I wasn’t proud of it, but I prayed for alcoholism. Or a drug conviction. Something that would explain why those sweet people had their son torn away from them. I waited for Mom’s follow-up phone call.

It never came. At least not THAT phone call anyway…

• • •

Two Wednesdays after they took Simon, I was lying on my bed, desperately hoping sleep would come. Sleep had come to me in short bursts since I lost Olivia. For as long as I could remember, especially during the week, I would wake up in the middle of the night and find myself desperately sucking in air, my whole body tingling with sweat. But the nightmares had been extra vicious for a few nights in a row. Men in black masks grabbed Olivia by her hair and dragged her away from me, taking her with them as they walked slowly and deliberately into a green, slimy pond, thick with seaweed and garbage. The bubbles from her last breath danced on the pond’s surface.

I gave up my attempted nap after about twenty minutes and realized that I was just going to have to apologize to Bo when I started yawning at the table.
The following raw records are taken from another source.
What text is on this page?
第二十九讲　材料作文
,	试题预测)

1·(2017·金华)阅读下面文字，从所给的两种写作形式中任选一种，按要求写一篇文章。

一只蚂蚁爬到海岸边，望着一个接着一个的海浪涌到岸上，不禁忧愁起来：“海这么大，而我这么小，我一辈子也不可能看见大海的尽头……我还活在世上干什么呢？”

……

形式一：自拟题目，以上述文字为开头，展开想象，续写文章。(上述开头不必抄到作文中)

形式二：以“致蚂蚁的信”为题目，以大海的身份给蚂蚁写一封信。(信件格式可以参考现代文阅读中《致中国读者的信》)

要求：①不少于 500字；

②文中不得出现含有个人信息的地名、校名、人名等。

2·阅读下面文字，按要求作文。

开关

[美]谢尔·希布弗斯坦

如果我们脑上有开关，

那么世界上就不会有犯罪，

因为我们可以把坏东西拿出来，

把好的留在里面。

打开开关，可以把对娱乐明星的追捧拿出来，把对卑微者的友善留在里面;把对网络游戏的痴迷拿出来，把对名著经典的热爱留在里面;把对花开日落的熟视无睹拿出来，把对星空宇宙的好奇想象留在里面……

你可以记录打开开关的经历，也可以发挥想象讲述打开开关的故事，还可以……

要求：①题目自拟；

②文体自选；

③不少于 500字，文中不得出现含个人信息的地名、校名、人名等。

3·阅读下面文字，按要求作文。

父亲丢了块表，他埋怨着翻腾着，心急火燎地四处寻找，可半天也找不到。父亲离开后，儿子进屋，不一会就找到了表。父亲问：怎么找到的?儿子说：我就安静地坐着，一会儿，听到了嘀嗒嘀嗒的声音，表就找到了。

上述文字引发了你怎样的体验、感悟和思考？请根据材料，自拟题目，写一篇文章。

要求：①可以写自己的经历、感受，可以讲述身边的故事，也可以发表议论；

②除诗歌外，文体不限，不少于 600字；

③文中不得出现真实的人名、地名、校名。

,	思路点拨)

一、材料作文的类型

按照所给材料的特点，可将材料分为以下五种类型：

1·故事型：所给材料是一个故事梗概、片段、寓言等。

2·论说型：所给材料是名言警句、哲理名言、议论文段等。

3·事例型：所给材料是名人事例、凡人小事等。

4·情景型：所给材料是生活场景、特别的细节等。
He was going to come make dinner for us that night, and I didn’t want him to think I didn’t appreciate it. I leaped off the bed and headed downstairs to distract myself from my sleep deprivation until he came over.

Mom was typing away at the desk in her bedroom, and I thought maybe if I was just quiet enough, I could get away with spending a couple minutes by myself outside in the fresh air. With so many people dying all over the place, like most parents who had a clue, Mom didn’t let me go outside in the yard by myself. Though I understood, playing basketball in the driveway didn’t have the relaxing effect that it used to with her standing in the corner of the court watching me and jumping ever so slightly every time a car drove by.